Obsolescence programmée, de Benjamin NathéDepuis le Krach de février 2023 tout est devenu compliqué à Londres, comme dans beaucoup d’autres villes. Au fil des années une multinationale a su s’imposer dans le quotidien de milliers d’hommes et de femmes, en augmentant drastiquement le coût de la vie. Edgar Chaze, fumeur invétéré dans un monde de vapoteurs, tente de survivre à travers ce chaos inextricable, entre spéculation boursière et convoi de drogues. Mais à la suite d’une mauvaise opération financière, le jeune homme doit se faire oublier. Il trouve refuge au sein d’un étrange groupuscule révolutionnaire… Anthropia.

Roman auto-édité – 363 pages – 13,90 euros.

Un roman à suspense qui interpelle sur fond de finances et de cours boursiers…

C’est un ouvrage plutôt atypique que je chronique aujourd’hui. L’univers dans lequel l’histoire se déroule n’est pas une œuvre  imaginaire telle quelle, mais les situations et événements forment une fiction d’anticipation. C’est grâce à Benjamin Nathé, auteur de ce roman, que j’ai pu découvrir sa plume, ainsi que son travail littéraire. Malgré un genre qui s’avère éloigné de mes habitudes, j’ai tout de même pris beaucoup de plaisir à entrer dans un monde au bord du gouffre, où des vérités demeurent dissimulées et où les chiffres font tourner le monde au détriment des plus infortunés…

C’est dans un monde aux allures post-apocalyptique, et plus particulièrement à Buenos Aires, que le soleil s’attaque à détruire ce qu’il reste des constructions humaines. La chaleur est insoutenable, si bien que mêmes des tôles métalliques fondent sous l’effet de la chaleur. Nous sommes en l’an 2029, et Viktor discute affaire avec Emilio, un cultivateur de soja argentin. Ce dernier a une mauvaise nouvelle à annoncer à son client Viktor, le taux de protéines de son soja n’est pas au rendez-vous, mais tout de même d’une qualité considérable face au manque d’eau et à l’environnement qui se détraque. Viktor est un homme d’affaires, travaillant pour une entreprise de négoce de matières premières, située en Suisse, là où la fiscalité a des contours flous… Le narrateur – Edgar Chaze – est un homme payé par Viktor pour assurer sa sécurité. Mais Viktor ne semble pas coopérer avec Emilio juste pour son soja, mais aussi pour les informations qu’il est capable de délivrer…
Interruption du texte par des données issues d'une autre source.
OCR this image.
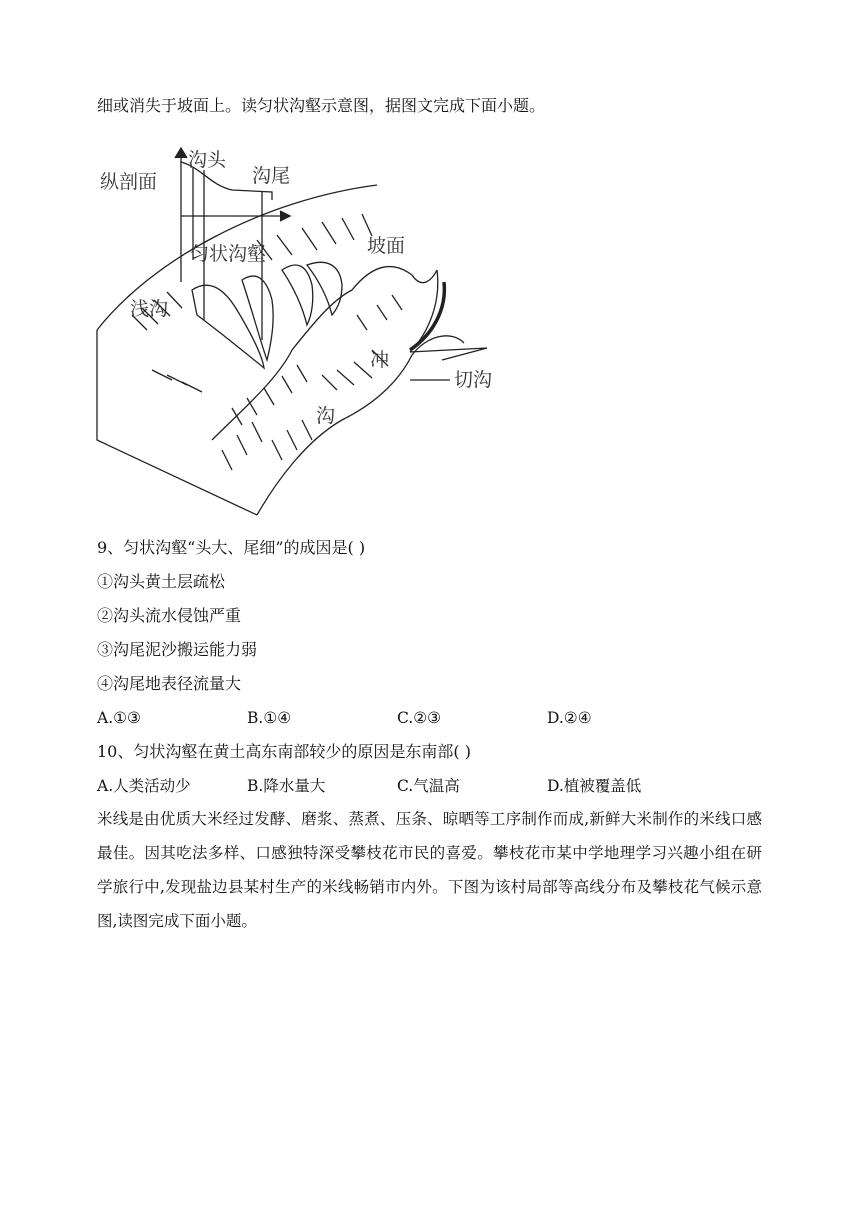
细或消失于坡面上。读匀状沟壑示意图，据图文完成下面小题。
纵剖面
沟头
沟尾
匀状沟壑	坡面
浅沟
切沟
冲
沟
9、匀状沟壑“头大、尾细”的成因是( )
①沟头黄土层疏松
②沟头流水侵蚀严重
③沟尾泥沙搬运能力弱
④沟尾地表径流量大
A.①③	B.①④	C.②③	D.②④
10、匀状沟壑在黄土高东南部较少的原因是东南部( )
A.人类活动少	B.降水量大	C.气温高	D.植被覆盖低
米线是由优质大米经过发酵、磨浆、蒸煮、压条、晾晒等工序制作而成,新鲜大米制作的米线口感最佳。因其吃法多样、口感独特深受攀枝花市民的喜爱。攀枝花市某中学地理学习兴趣小组在研学旅行中,发现盐边县某村生产的米线畅销市内外。下图为该村局部等高线分布及攀枝花气候示意图,读图完成下面小题。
Viktor sait ce qui est bon en affaire, surtout cette fameuse drogue, l’EDN, d’une puissance incomparable, et dont son navire regorge. Mais Viktor n’aurait jamais dû évoquer ce léger détail devant Emilio, lui qui était le frère du ministre de l’agriculture, et qui savait jouer de cette situation pour tirer toutes les cartes à son avantage. Mais tout a basculé depuis le flash crash de 2023 et l’apparition des psyodes de la Warmex, des êtres humains à l’allure étrange capables de prédire les fluctuations de la bourse. Cette capacité permettait à la société Warmex de s’enrichir considérablement en ayant toujours un tour d’avance dans l’achat et la revente des actifs. Face à ce monstre de la finance mondiale qui avale tout sur son passage, lutter contre ce système qui appauvrit devient une nécessité capitale.

Des personnages intéressants prenant vie dans une histoire intrigante qui nous emmène dans un monde à la frontière du post-apocalyptique !

C’est une lecture que je n’aurai jamais découverte sans avoir discuté avec son auteur. Je dois dire que j’ai été plutôt très agréablement surpris par ce roman, qui a su m’intriguer dès la lecture du quatrième de couverture. Malgré cet univers fortement ancré dans la finance, la bourse et tout ce qui s’en suit, cela demeure une fiction d’anticipation intéressante qui se lit rapidement et efficacement. Le style d’écriture est fluide et permet de se concentrer dans un contexte où le monde est au bord du chaos. Mais ce terme ne s’applique pas à tous, puisqu’une société a su sortir la tête de l’eau en mettant au point des procédés ingénieux pour prévoir les courbes boursières. Alors que d’autres tentent de survivre en s’adonnant à un commerce, licite ou non, ou même de tenter des coups de poker en bourse, leurs décisions ne tiennent qu’à eux pour essayer d’enrayer leurs pertes financières et de vivre dans ce monde où plus rien n’est à portée.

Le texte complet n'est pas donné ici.